En matière de contrefaçon de marque vraisemblable, saisie en référé ou sur requête, la juridiction peut ordonner les mesures demandées par la victime (provision, interdiction etc) si les éléments de preuve, raisonnablement accessibles, rendent vraisemblable qu’il est porté atteinte à ses droits ou qu’une telle atteinte est imminente.
Affaire SOS médecins c/ Urgence docteur
La société anonyme SOS médecins exploite une activité d’urgence médicale et de soins.
Elle est titulaire de la marque verbale française “s.o.s. médecins” n°1658439 déposée le 17 septembre 1980 et renouvelée depuis pour désigner, notamment, des services de communications téléphoniques, transmission de messages et notamment communications par réseaux télématiques ou par radio en vue de soins à apporter aux malades ou aux accidentés par ambulance et hospitalisation, de services médicaux et paramédicaux, consultations, surveillance et soins aux malades, fourniture de moyens propres à la création et à l’exploitation rationnelle de centres de soins médicaux et paramédicaux.
La société par actions simplifiée (ci-après SAS) Urgence docteurs exploite une plate-forme de rendez-vous à toute heure à l’adresse.

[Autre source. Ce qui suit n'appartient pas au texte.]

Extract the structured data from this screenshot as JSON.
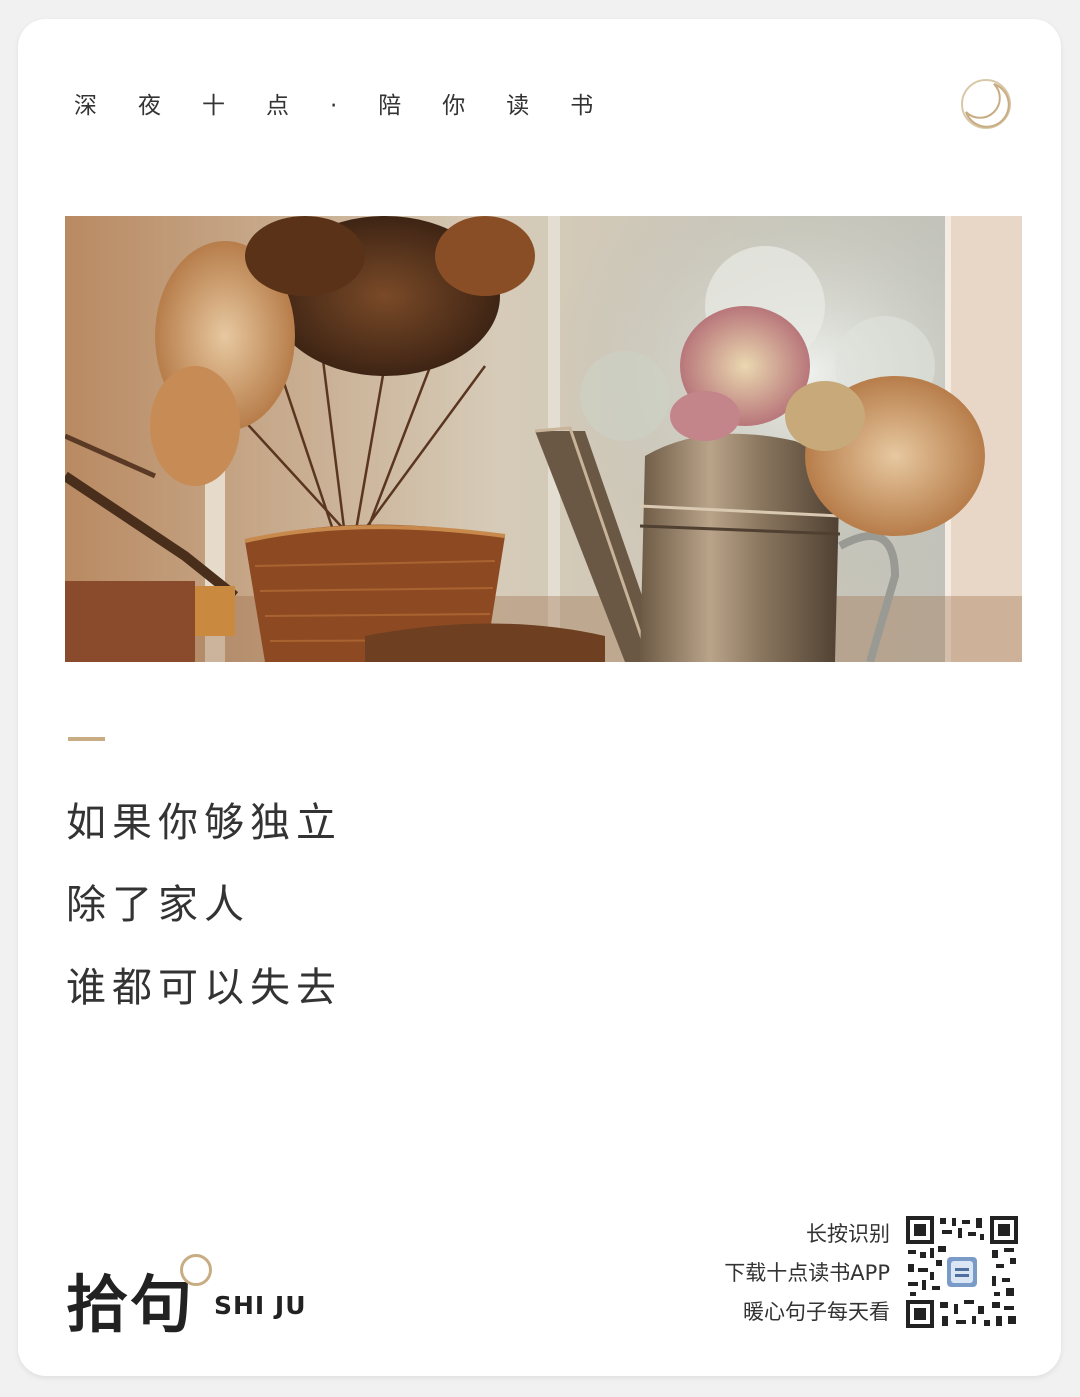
{
  "header": {
    "title": "深夜十点·陪你读书"
  },
  "quote": {
    "lines": [
      "如果你够独立",
      "除了家人",
      "谁都可以失去"
    ]
  },
  "brand": {
    "name": "拾句",
    "sub": "SHI JU"
  },
  "promo": {
    "lines": [
      "长按识别",
      "下载十点读书APP",
      "暖心句子每天看"
    ]
  },
  "colors": {
    "accent": "#c8ad84",
    "text": "#333333",
    "card": "#ffffff"
  },
  "icons": {
    "moon": "moon-icon",
    "qr": "qr-code"
  }
}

Arguant de la renommée de sa marque et reprochant à la SAS Urgence docteurs l’usage des signes “sos médecin” ou “médecin sos” pour le référencement de son site internet, la SA SOS médecins l’a mise en demeure d’en cesser l’usage, la SAS Urgence docteurs ayant répondu s’y conformer.
Action en contrefaçon de marque en référé
Par acte de commissaire de justice du 13 septembre 2023, la SA SOS médecins a fait assigner avec succès la SAS Urgence docteurs à l’audience du 19 décembre 2022 du juge des référés en interdiction, paiement de dommages-intérêts provisionnels et communication d’information.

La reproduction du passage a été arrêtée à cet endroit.